E-Interiores: Next-generation interior design with Blender

By: Dalai Felinto, Blender Developer

Meet e-interiores. This Brazilian interior design e-commerce startup transformed their creation process into an entire new fashion. This tale will show you how Blender made this possible, and how far we got.

We developed a new platform based on a semi-vanilla Blender, Fluid Designer, and our own pipelines. Thanks to the accomplished results, e-interiores was able to consolidate a partnership with the giant Tok&Stok providing a complete design of a room, in 72 hours.

A long time ago in a galaxy far far away

During its initial years, e-interiores focused on delivering top-notch projects, with state of the art 3d rendering. Back then, this would involve a pantheon of software, namely: AutoCAD, SketchUp, VRay, Photoshop.

All those mainstream tools were responsible for producing technical drawings, 3D studies, final renderings, and the presentation boards. Although nothing could be said about the final quality of their deliverables, the overall process was “artisanal” at most and extremely time consuming.

Would it be possible to handle those steps inside a single tool? How much time could be saved from handling the non-essential tasks to the computer itself?

New times require new tools

The benefits of automatization in a pipeline are known and easily measured. But how much thought does a studio give to customization? How much can a studio gain from a custom-tailored tool?

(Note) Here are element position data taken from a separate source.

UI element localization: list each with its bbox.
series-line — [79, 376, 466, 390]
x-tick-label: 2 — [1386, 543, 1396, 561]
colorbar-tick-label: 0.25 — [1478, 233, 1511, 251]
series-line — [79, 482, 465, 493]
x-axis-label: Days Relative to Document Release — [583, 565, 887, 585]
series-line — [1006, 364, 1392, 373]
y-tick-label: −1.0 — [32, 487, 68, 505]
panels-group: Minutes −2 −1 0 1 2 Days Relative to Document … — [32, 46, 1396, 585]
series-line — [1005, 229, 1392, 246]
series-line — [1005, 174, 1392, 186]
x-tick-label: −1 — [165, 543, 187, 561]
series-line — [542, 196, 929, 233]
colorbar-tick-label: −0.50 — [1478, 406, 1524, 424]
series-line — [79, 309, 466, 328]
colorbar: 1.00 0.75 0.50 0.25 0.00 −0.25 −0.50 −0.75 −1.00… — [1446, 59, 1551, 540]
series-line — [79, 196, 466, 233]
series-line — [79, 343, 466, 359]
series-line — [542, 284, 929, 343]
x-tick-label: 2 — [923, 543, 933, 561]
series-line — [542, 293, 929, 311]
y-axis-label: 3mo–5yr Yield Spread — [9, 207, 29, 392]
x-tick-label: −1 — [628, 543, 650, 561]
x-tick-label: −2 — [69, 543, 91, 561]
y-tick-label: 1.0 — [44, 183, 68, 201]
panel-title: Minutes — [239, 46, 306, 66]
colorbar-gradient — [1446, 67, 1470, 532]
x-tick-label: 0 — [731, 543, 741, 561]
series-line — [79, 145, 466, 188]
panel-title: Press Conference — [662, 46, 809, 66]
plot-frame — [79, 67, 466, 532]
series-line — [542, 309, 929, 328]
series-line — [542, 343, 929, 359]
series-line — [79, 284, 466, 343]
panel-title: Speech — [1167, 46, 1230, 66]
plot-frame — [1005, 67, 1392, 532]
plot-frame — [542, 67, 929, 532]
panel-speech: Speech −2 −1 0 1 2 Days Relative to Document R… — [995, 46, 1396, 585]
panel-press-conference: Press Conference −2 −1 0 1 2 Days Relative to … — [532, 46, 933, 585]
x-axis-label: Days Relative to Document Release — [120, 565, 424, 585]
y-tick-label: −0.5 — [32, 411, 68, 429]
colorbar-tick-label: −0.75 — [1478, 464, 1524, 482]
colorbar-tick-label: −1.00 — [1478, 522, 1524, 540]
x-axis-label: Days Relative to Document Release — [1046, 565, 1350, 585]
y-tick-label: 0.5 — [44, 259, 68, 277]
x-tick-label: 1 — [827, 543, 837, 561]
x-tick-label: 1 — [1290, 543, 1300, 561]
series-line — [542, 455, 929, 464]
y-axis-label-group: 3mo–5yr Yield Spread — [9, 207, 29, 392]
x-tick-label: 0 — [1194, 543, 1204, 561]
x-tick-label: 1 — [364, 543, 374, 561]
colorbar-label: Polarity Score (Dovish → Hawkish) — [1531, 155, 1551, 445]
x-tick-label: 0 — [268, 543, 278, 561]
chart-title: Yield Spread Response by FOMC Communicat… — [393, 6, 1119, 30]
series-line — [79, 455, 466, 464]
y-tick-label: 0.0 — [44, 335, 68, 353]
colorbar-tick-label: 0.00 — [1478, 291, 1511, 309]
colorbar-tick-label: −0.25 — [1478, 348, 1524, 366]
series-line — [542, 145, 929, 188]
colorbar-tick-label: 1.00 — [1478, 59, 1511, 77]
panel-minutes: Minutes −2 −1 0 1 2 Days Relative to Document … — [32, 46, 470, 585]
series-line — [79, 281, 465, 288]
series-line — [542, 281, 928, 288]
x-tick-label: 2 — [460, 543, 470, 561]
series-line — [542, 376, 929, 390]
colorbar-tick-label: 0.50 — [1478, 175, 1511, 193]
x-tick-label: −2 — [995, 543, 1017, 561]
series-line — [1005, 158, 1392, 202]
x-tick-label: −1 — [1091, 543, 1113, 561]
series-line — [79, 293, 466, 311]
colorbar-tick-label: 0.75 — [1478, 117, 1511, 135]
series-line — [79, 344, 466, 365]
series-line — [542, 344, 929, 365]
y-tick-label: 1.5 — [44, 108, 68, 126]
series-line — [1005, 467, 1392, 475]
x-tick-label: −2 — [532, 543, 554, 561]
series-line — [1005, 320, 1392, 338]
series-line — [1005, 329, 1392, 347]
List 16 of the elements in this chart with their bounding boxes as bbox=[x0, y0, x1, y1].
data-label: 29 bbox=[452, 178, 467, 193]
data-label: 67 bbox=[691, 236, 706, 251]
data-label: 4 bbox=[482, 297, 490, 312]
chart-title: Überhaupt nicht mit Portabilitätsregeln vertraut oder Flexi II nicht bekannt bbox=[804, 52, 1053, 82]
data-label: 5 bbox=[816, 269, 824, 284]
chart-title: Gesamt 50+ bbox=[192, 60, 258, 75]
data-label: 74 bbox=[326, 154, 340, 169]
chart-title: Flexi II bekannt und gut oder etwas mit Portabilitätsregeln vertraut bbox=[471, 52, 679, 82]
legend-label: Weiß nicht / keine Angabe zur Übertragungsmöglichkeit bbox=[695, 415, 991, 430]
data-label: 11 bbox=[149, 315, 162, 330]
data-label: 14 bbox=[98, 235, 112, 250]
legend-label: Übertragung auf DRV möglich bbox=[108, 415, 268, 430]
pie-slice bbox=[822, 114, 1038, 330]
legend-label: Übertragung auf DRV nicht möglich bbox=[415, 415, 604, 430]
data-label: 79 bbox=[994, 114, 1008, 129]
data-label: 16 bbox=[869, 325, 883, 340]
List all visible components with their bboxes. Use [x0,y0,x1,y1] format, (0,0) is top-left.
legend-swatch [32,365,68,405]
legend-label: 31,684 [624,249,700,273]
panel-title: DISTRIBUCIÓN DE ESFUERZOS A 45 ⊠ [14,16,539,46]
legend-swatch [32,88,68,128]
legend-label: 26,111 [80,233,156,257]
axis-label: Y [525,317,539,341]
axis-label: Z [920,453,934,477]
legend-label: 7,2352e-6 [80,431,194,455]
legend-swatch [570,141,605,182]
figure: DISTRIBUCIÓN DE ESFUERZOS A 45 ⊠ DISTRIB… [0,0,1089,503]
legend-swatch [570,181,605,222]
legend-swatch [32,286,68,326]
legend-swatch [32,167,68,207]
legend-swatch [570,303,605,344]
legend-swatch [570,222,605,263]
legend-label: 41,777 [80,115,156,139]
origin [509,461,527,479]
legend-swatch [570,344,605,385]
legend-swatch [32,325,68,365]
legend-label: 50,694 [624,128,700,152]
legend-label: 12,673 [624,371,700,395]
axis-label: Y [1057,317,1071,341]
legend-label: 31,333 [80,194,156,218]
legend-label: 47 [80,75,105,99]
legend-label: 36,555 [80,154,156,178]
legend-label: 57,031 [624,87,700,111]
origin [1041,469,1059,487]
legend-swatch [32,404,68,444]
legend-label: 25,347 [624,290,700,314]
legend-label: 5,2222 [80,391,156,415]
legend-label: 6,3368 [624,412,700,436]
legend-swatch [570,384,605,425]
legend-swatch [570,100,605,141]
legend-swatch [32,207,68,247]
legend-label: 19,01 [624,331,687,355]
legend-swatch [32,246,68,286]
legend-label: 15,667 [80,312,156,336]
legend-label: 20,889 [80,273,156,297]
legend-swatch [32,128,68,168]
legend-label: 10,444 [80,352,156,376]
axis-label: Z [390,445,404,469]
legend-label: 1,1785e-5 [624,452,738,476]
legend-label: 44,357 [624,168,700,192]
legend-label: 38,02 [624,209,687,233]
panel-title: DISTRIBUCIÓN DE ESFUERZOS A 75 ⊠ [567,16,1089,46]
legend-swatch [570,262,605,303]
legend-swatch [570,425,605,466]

It was clear that we had to minimize the time spent on the preparation, rendering and presentation. This would leave the creators free to dedicate their time and sweat over what really matters: which furnitures to use and how to arrange them, which colors and materials to employ, the interior design itself.

A fresh start

The development paradigm was as such:

  • Vanilla Blender: The underneath software should stay as close to its consumer version as possible
  • Addon: The core of the project would be to create a Python script to control the end to end user experience
  • Low entry barrier: the users should not have to be skilled in any previous 3D software, specially not in Blender

The development started by cleaning up the Blender Interface completely. I wanted the user to be unaware of the software being used underneath. We took a few hints from Fluid Designer (the theme is literally their startup file), but we focused on making the interface tied to the specifics of e-interiores working steps.

You have the tools to create the unchanged elements of the space – walls, floor, …, the render point of views, the dynamic elements of the project, and the library. Besides that, there are a whole different set of tools dedicated to create the final boards, add notations, measurements, …

A little bit about coding

Although I wanted to keep Blender as close to its pristine release condition as possible, there were some changes in Blender that were necessary. They mostly orbited around the Font objects functionality which we use extensively in the boards preparations.

The simplest solution in this case was to make the required modifications myself, and contribute them back to Blender. The following contributions are all part of the official Blender code, helping not only our project, but anyone that requires a more robust all-around text editing functionality:

With this out of the way we have a total 18,443 lines of code for the core system, 1,458 of model conversion and 2,407 for database. All of this ammounts to over 22 thousand lines of Python scripting.

Infrastructure barebones

The first tools we drafted are what we call the skeleton. We have parametric walls, doors, windows. We can make floor and ceilings. We can adjust their measurements later. We can play with their style and materials.

Objects library

We have over 12,000 3d models made available to us by Tok&Stok. The challenge was to batch convert them into a format Cycles could use. The files were originally in Collada, and modelled and textured for realtime usage. We then ditched the lightmaps, removed the support meshes, and assigned Cycles-hand-made materials based on the object category.

Part of this was only possible thanks to the support of Blender developer and Collada functionality maintainer Gaia Clary. Many thanks!

More dynamic elements

Curtains, Mirrors, marbles, blindex . . . there a few components of a project that are custom-made and adjusted on an individual case basis.

Boards

This is where the system shines. The moment an object is on the scene we can automatically generate the lighting layout, the descriptive memorial, and the product list.

The boards are the final deliverable to the clients. This is where the perspectives, the project lists, the blueprints all come together. The following animation illustrates the few steps involved in creating a board with all the used products, with their info gathered from our database.

Miscellaneous results

Finally you can see a sample of the generated result of the initial projects done with this platform. Thanks to Blender’s script possibilities and customization we put together an end-to-end experience to our designer and architects.